Whether you’re writing fiction, essays, or even an email, concise writing makes a piece stronger and tighter. When you write concisely, you improve the pacing and communicate your points more clearly. Your writing becomes faster and easier to read. Overall, writing concisely makes your writing sound better. Concision can be hard to accomplish, though. Often, it’s tempting to throw in a handful of words and hope one of them hits the mark, rather than select a single word deliberately and carefully. Sometimes you may not even recognize your own wordiness. These five tips will help you not only identify wordiness in your own writing, but address it as well.
- Avoid passive voice
Although passive voice is not grammatically incorrect, it can lead to unnecessary wordiness and confusion. Passive voice occurs when you make the object the start of the sentence. Take, for example, the sentence, “The world was changed by me,” compared to the more active construction, “I changed the world.” Even in this short, simple example, the word count goes from six to four. Not only does passive voice makes sentences longer and more confusing than they need to be, but it can change the meaning itself. In passive voice, it’s easy to omit the end of the sentence, leaving the example statement at “The world was changed.” Passive voice obscures the actor, potentially altering the interpretation of the entire sentence. Instead, try to use active construction. Not only will active phrasing improve the clarity and pacing of your writing, but it will return the focus to your subject.
- Avoid repetition
Like passive voice, repetition distracts the reader from the point of your writing. Watch for repetition both conceptually and on a sentence-level. You don’t need to repeat the same thoughts over and over. Trust that your reader will understand you the first time. Look for redundancy within your sentences, too. In the sentence, “Ultimately, she claimed control in the end,” for instance, the beginning of the sentence repeats the idea at the end. Streamline your writing by cutting words that aren’t necessary.
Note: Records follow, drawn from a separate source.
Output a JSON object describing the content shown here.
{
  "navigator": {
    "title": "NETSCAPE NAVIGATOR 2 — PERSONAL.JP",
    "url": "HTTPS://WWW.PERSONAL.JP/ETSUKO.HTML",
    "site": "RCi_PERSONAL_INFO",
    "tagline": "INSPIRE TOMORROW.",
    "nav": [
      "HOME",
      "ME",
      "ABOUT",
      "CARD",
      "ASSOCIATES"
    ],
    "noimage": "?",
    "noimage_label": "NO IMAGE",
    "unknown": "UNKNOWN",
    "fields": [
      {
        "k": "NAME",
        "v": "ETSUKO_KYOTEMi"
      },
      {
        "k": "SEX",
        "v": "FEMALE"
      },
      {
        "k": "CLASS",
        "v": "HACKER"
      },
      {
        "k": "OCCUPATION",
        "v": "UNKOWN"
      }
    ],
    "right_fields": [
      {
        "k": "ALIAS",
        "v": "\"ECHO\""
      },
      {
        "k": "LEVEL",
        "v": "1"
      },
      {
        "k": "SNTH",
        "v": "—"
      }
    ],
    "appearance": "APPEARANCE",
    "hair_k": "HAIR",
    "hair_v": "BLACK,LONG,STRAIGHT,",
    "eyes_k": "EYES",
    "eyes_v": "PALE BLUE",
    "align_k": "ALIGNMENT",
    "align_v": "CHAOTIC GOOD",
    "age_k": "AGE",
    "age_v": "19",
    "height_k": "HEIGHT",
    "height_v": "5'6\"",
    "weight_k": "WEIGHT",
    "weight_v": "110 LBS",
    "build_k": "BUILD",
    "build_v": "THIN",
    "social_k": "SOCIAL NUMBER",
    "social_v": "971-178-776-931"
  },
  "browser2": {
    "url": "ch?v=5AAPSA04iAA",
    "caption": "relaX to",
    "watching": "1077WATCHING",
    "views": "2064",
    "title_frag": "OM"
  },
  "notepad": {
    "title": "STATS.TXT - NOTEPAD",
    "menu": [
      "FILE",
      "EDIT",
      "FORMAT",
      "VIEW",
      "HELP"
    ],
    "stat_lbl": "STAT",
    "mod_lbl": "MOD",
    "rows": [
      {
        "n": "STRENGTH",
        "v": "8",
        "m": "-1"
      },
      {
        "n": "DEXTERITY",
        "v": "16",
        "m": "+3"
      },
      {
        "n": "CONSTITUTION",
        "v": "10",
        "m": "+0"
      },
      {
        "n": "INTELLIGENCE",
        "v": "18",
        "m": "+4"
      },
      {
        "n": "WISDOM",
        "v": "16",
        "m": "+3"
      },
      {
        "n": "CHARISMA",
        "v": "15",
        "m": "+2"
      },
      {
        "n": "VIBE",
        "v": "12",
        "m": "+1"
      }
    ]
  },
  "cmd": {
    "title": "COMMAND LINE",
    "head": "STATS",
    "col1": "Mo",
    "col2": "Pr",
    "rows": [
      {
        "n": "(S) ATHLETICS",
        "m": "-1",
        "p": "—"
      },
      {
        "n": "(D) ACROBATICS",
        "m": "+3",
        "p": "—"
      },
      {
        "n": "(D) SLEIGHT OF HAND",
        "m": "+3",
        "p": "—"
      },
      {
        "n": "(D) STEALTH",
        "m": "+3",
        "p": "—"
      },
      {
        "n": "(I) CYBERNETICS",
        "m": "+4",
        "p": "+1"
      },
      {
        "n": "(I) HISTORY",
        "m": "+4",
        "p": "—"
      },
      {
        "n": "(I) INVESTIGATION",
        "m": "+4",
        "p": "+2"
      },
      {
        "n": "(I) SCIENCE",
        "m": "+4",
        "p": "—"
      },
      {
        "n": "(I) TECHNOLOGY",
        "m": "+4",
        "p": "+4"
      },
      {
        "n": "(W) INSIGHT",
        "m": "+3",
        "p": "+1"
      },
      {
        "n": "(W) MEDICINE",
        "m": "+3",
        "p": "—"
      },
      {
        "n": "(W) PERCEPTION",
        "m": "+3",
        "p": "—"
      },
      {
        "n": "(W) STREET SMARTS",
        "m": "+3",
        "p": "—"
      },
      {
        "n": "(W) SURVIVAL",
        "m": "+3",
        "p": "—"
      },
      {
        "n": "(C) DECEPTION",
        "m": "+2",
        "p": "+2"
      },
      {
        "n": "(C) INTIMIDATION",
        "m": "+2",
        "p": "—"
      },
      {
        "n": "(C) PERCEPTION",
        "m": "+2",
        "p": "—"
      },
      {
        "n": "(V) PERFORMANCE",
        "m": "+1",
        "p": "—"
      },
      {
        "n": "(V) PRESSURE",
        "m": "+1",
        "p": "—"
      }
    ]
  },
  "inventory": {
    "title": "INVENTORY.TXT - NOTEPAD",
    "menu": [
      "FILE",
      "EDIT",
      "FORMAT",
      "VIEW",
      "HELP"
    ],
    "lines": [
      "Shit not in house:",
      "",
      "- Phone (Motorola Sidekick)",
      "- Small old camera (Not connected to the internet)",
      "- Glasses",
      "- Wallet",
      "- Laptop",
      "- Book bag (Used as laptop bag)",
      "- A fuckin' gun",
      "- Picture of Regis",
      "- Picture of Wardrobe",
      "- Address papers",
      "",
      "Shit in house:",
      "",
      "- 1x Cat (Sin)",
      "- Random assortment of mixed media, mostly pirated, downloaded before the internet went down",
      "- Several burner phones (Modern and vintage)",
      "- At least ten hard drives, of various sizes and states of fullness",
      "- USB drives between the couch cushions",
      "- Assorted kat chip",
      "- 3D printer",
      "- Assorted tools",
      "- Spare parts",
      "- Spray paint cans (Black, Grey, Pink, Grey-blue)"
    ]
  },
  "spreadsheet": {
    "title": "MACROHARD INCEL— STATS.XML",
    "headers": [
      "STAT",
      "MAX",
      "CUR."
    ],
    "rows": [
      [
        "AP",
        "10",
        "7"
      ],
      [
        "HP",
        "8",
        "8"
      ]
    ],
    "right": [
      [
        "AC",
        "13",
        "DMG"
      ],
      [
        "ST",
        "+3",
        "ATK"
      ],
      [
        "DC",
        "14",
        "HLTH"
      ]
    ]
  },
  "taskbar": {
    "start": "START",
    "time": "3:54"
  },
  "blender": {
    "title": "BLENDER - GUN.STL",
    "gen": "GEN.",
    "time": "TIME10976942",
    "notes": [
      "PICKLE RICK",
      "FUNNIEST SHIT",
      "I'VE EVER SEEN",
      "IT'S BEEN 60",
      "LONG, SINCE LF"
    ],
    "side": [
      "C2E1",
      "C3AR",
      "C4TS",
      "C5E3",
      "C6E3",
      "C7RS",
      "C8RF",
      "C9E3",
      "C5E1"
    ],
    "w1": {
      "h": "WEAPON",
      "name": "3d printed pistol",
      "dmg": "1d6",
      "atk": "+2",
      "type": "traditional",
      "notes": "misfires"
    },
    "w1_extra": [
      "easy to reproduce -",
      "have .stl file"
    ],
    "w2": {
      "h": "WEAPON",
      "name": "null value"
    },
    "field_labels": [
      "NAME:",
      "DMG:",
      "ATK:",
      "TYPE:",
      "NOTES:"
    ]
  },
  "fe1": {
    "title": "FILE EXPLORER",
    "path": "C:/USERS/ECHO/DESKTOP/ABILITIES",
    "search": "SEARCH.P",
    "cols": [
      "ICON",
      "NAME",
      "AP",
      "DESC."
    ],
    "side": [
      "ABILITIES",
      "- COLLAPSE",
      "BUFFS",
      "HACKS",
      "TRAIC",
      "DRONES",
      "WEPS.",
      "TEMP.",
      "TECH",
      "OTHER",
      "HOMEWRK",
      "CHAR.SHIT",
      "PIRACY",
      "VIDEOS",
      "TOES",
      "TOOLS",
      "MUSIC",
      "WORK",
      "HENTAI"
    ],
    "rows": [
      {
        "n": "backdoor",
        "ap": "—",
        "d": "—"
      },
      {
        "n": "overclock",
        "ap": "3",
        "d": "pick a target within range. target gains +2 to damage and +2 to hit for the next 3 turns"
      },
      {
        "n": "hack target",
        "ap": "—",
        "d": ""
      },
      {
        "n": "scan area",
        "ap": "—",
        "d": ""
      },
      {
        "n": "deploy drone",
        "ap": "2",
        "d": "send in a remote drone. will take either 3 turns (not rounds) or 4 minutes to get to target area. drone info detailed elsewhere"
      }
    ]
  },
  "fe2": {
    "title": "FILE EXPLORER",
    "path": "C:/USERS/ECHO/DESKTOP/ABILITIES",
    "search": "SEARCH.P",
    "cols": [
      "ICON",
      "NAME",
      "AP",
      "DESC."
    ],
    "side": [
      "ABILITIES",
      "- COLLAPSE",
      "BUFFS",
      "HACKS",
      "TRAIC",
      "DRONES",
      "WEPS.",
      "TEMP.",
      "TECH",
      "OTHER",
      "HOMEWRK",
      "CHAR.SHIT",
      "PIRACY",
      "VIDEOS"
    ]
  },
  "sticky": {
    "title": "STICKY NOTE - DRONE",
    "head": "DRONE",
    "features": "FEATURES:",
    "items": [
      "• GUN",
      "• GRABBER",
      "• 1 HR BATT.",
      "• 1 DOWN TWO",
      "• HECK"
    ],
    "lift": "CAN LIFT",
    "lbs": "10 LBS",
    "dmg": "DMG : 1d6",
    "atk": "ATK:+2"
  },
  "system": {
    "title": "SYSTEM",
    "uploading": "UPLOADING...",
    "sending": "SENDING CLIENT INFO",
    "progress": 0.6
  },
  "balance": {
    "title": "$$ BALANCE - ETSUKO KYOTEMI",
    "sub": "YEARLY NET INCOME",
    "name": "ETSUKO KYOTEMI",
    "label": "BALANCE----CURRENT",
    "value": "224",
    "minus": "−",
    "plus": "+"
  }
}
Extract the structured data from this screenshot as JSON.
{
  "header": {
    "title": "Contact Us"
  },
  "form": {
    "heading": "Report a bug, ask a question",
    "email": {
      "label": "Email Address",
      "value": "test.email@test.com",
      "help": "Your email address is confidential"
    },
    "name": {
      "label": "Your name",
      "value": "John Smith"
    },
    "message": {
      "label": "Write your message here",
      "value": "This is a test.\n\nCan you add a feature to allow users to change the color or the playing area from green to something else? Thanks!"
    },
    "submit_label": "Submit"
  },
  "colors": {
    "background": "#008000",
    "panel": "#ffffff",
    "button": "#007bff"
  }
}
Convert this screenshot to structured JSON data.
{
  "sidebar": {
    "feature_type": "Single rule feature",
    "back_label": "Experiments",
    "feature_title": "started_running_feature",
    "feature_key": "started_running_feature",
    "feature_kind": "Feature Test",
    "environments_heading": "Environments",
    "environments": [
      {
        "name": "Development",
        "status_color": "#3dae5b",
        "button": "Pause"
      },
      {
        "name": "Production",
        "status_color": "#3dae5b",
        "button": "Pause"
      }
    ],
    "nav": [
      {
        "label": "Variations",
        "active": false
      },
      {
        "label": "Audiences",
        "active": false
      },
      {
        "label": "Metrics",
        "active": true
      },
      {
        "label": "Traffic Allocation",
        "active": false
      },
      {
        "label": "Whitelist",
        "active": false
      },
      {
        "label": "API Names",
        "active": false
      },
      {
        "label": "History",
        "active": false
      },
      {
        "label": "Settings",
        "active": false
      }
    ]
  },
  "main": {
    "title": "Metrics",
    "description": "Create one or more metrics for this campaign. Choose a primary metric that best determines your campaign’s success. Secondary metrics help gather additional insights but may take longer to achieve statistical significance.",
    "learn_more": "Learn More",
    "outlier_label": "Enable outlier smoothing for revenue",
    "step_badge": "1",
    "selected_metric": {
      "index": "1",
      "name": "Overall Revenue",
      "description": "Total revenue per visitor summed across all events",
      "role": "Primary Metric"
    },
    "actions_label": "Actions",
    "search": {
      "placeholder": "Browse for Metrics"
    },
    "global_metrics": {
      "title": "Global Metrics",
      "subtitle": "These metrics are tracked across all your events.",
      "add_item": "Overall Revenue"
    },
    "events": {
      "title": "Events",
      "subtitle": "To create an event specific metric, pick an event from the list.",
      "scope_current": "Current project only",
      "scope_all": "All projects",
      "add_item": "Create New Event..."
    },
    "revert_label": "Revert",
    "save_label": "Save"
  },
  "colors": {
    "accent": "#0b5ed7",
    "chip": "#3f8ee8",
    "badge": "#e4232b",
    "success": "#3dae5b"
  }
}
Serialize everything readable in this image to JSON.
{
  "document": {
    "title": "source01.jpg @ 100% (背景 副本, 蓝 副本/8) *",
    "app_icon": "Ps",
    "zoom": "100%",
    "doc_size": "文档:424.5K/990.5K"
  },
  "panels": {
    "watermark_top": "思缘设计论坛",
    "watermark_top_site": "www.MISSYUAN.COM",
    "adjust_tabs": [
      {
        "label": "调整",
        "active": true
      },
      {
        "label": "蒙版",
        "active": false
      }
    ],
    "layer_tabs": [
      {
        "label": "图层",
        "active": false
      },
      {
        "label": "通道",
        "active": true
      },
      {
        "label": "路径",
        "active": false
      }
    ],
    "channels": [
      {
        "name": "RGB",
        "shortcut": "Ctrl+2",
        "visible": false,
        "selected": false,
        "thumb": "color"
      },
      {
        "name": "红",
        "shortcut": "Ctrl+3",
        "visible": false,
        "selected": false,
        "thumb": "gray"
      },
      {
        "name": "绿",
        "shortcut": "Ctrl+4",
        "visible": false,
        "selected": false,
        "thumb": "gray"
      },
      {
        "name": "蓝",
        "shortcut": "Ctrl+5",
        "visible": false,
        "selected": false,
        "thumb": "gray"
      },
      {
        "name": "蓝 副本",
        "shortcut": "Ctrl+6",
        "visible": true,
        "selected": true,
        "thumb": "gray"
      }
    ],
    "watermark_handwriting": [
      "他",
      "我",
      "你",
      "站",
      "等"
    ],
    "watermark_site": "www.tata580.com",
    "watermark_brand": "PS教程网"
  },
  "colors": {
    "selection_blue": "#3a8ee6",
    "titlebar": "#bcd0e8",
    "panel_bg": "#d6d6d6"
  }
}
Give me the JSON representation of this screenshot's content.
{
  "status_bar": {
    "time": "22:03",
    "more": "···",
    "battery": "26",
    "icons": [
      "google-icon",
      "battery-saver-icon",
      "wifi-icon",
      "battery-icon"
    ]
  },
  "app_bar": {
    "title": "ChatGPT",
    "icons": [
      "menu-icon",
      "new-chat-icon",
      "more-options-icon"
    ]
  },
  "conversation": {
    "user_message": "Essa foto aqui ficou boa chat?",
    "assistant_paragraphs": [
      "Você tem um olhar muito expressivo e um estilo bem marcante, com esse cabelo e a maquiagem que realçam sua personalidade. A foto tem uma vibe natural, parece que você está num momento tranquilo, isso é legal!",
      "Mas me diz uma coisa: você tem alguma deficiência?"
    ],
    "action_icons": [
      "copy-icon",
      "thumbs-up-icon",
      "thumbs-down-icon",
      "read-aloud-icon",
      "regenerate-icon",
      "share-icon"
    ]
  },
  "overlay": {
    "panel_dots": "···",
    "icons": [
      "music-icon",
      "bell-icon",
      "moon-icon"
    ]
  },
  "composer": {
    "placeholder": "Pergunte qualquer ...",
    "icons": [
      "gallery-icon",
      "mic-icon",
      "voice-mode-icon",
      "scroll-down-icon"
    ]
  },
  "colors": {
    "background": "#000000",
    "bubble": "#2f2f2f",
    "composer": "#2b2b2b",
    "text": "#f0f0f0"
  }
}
- Replace abstract nouns with verbs
Abstract nouns tend to complicate and confuse the meaning of your writing. Compare the phrase “He came to the conclusion that…” with “He concluded.” By using the verb form, you make the sentence shorter and more digestible, as well as more understandable. “Conclusion” lacks a concrete, tangible meaning. “Concluded,” though, offers a finite action. Not only will adding verbs make your writing more concise, but it will make it more specific, too.
- Avoid adverbs
Though this tip might seem like a writing cliché, it sticks around for a reason. Despite instances where adverbs might be helpful and even necessary, adverbs also have the potential to weigh down your writing. Stephen King argues, “Adverbs, like passive voice, seem to have been created with the timid writer in mind… With adverbs, the writer usually tells us he or she is afraid he/she isn’t expressing himself/herself clearly.” Instead of tacking on adverbs to the ends of your sentences, try to make your meaning apparent on its own.
- Read your work out loud
Although this tip doesn’t address your writing directly, it can still improve your conciseness. When you read your story out loud, you get a feel for how you would say the ideas if you were having a conversation. Automatically, you will cut out unnecessary words. Incorporating your speaking voice into your writing will make the words flow in a natural, succinct style.
Each of these five tips will not only make your writing more concise but will improve the clarity, specificity, and overall impact, too. One caveat—there are always exceptions. Consider Stephen Pinker’s warning in his writing guide The Sense of Style: “The advice to omit needless words should not be confused with the puritanical edict that all writers must pare every sentence down to the shortest, leanest, most abstemious version possible… That’s because the difficulty of a sentence depends not just in its word count but on its geometry.” Conciseness still comes as your best judgment. In the end, you are the writer, and you decide what to write and how to write it.